Due to family commitments, I couldn’t get to Saturday’s Craftsbury Marathon. And this weekend, we were bereft of snow within sane driving distance for a day trip. Opting to make lemonade out of lemons, I went for a long run on Sunday on a section of the Highlands Trail.
While I’ve often run in Mahlon Dickerson, before Sunday, I had never noticed the distinctive Highlands Trail blaze beside the gated fire road on the north side of Weldon Road. How many times have I driven past that trail head without noticing it? Never having run that section, I turned in, got the water bottles and set out.
The Highlands Trail is a recent undertaking of the New York-New Jersey Trail Conference. Meandering from Cornwall, NY to the NJ’s Musconetcong River, it passes through lesser-known parts of NJ. Cobbled together from new and existing trails and some road sections, it moves in anything but a straight line.
From the paltry information online, I infer that the Highlands Trail is still a work in progress. Despite what the official web site says about a specific direction, the Highland has multiple spur trails – at least in this neck of the woods. Although the trail leaves Mahlon Dickerson and crosses Route 15, heading towards Sparta, there’s also a loop in the woods sandwiched between Route 15 and Weldon Road.
From the trail head, I ran ten minutes on a jeep road before turning south on the Highland Trail. The trail ranged from well marked and easy to follow, to speculative, instinctive route finding, to typical New Jersey rock garden. In some places, they’d been stingy with trail markers and I was just looking to see where fallen leaves had been disturbed.
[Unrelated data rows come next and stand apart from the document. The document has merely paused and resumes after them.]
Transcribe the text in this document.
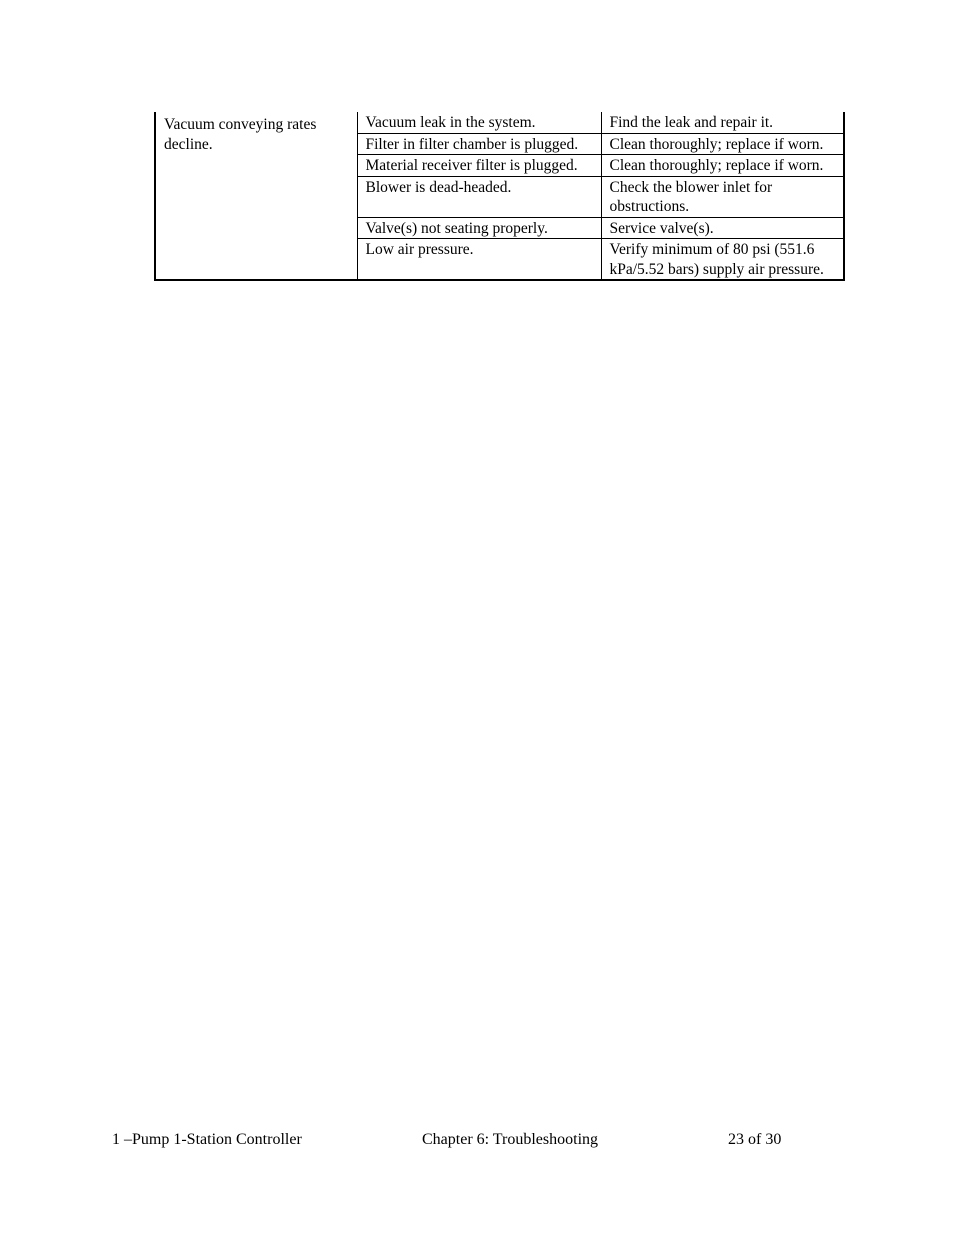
Vacuum conveying rates decline.	Vacuum leak in the system.	Find the leak and repair it.
	Filter in filter chamber is plugged.	Clean thoroughly; replace if worn.
	Material receiver filter is plugged.	Clean thoroughly; replace if worn.
	Blower is dead-headed.	Check the blower inlet for obstructions.
	Valve(s) not seating properly.	Service valve(s).
	Low air pressure.	Verify minimum of 80 psi (551.6 kPa/5.52 bars) supply air pressure.
1 –Pump 1-Station Controller	Chapter 6: Troubleshooting	23 of 30
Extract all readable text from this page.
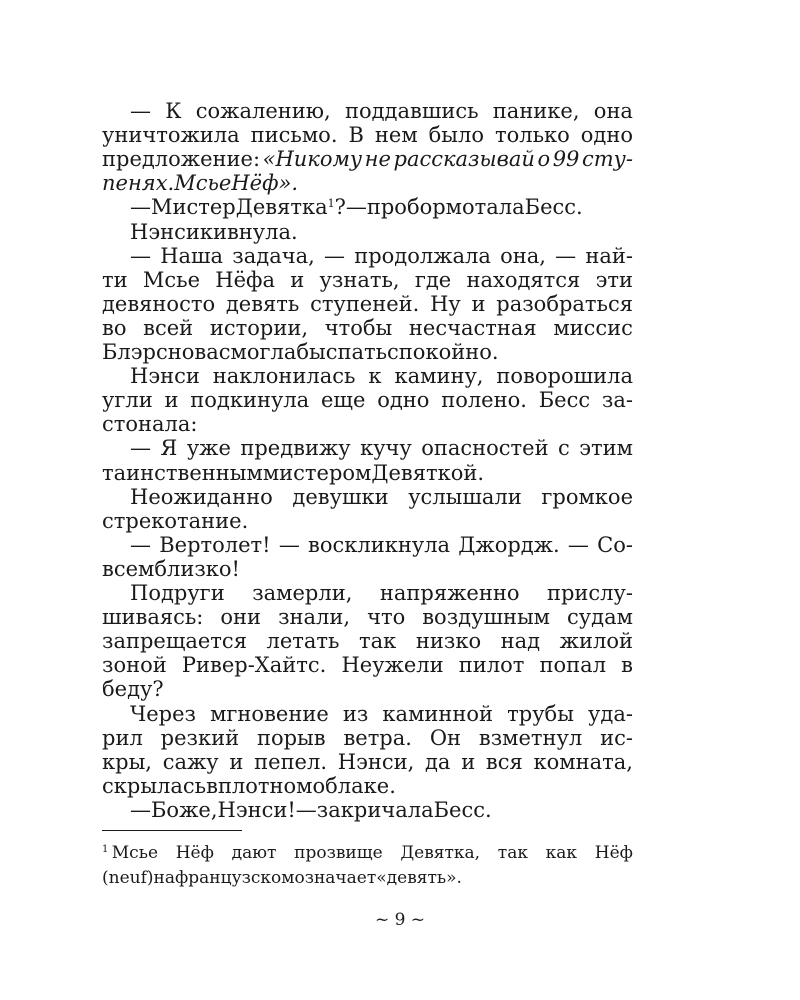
— К сожалению, поддавшись панике, она
уничтожила письмо. В нем было только одно
предложение: «Никому не рассказывай о 99 сту-
пенях. Мсье Нёф».
— Мистер Девятка$^1$? — пробормотала Бесс.
Нэнси кивнула.
— Наша задача, — продолжала она, — най-
ти Мсье Нёфа и узнать, где находятся эти
девяносто девять ступеней. Ну и разобраться
во всей истории, чтобы несчастная миссис
Блэр снова смогла бы спать спокойно.
Нэнси наклонилась к камину, поворошила
угли и подкинула еще одно полено. Бесс за-
стонала:
— Я уже предвижу кучу опасностей с этим
таинственным мистером Девяткой.
Неожиданно девушки услышали громкое
стрекотание.
— Вертолет! — воскликнула Джордж. — Со-
всем близко!
Подруги замерли, напряженно прислу-
шиваясь: они знали, что воздушным судам
запрещается летать так низко над жилой
зоной Ривер-Хайтс. Неужели пилот попал в
беду?
Через мгновение из каминной трубы уда-
рил резкий порыв ветра. Он взметнул ис-
кры, сажу и пепел. Нэнси, да и вся комната,
скрылась в плотном облаке.
— Боже, Нэнси! — закричала Бесс.
$^1$ Мсье Нёф дают прозвище Девятка, так как Нёф
(neuf) на французском означает «девять».
~ 9 ~
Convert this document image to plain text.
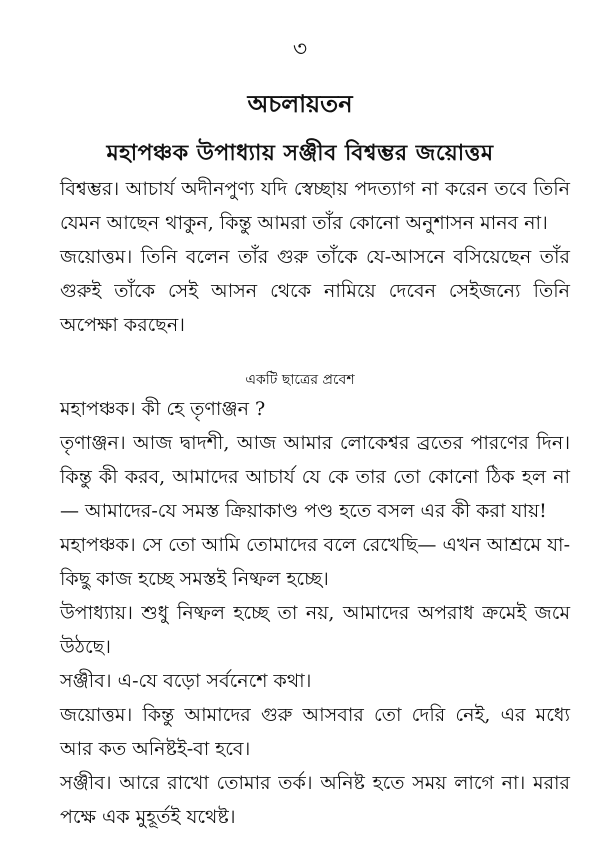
৩
অচলায়তন
মহাপঞ্চক উপাধ্যায় সঞ্জীব বিশ্বম্ভর জয়োত্তম

বিশ্বম্ভর। আচার্য অদীনপুণ্য যদি স্বেচ্ছায় পদত্যাগ না করেন তবে তিনি যেমন আছেন থাকুন, কিন্তু আমরা তাঁর কোনো অনুশাসন মানব না।

জয়োত্তম। তিনি বলেন তাঁর গুরু তাঁকে যে-আসনে বসিয়েছেন তাঁর গুরুই তাঁকে সেই আসন থেকে নামিয়ে দেবেন সেইজন্যে তিনি অপেক্ষা করছেন।

একটি ছাত্রের প্রবেশ

মহাপঞ্চক। কী হে তৃণাঞ্জন ?

তৃণাঞ্জন। আজ দ্বাদশী, আজ আমার লোকেশ্বর ব্রতের পারণের দিন। কিন্তু কী করব, আমাদের আচার্য যে কে তার তো কোনো ঠিক হল না— আমাদের-যে সমস্ত ক্রিয়াকাণ্ড পণ্ড হতে বসল এর কী করা যায়!

মহাপঞ্চক। সে তো আমি তোমাদের বলে রেখেছি— এখন আশ্রমে যা-কিছু কাজ হচ্ছে সমস্তই নিষ্ফল হচ্ছে।

উপাধ্যায়। শুধু নিষ্ফল হচ্ছে তা নয়, আমাদের অপরাধ ক্রমেই জমে উঠছে।

সঞ্জীব। এ-যে বড়ো সর্বনেশে কথা।

জয়োত্তম। কিন্তু আমাদের গুরু আসবার তো দেরি নেই, এর মধ্যে আর কত অনিষ্টই-বা হবে।

সঞ্জীব। আরে রাখো তোমার তর্ক। অনিষ্ট হতে সময় লাগে না। মরার পক্ষে এক মুহূর্তই যথেষ্ট।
Near the power lines that bisect Mahlon Dickerson, the trail crosses land that is marked as private – I believe it’s actually owned by Jefferson Township. The Highland intersects with a network of trails to check out to the east of the Highlands Trail, which spits you out at Camp Jefferson on to Weldon Rd.
OK, I’ve come this far – to Camp Jefferson – let’s see where it goes. Out of camp and running back the way I came, west down Weldon Road. Again the question: how did I miss these garish teal trail markers on telephone poles and road signs? I crossed Route 15 and went another half mile before turning back. I didn’t want to spend an hour of my limited time road running.
Back where I started, I crossed the woods road and headed north. In a minute, I came to the power lines that parallel Route 15. It took a few minutes of fumbling around to find where the trail crosses the power line right of way. Without a map, I was banking on my sense of direction. This should take me back to my car, eh?
I certainly hoped so. Today I did all the classic things that get you in trouble in the woods: I set out late, with no map, compass or light and only a basic idea of where I was going. I had two water bottles and a gel. The range of land was fairly small, sandwiched between Route 15 and Weldon Road. Not as small as Hedden Park, but certainly big enough to get disoriented and lost.
I picked my way downhill through a jumble of bowling ball-sized rocks, coming within 25 yards of Route 15. Jumped across a stream and crossed the power lines again. The trail was a jeep road. I began to wonder if I was heading back as I suspected, or if I was off on some other spur. After a mile or so, I descended a gradual hill and saw my car.
Crossing Weldon Road, I continued up an old rail bed towards Saffin Pond. There’s a detour there as the pond has been drained and the dam is being rebuilt. A couple of summers ago, I’d run a section of the Highlands Trail that continues from the northern edge of Mahlon into other state land. While I had every intention of heading up there, a huge bonk changed my plans. At the Saffin Pond parking lot, I turned around and staggered back to my car.
Bonk or no bonk, it was a great day. Even without snow.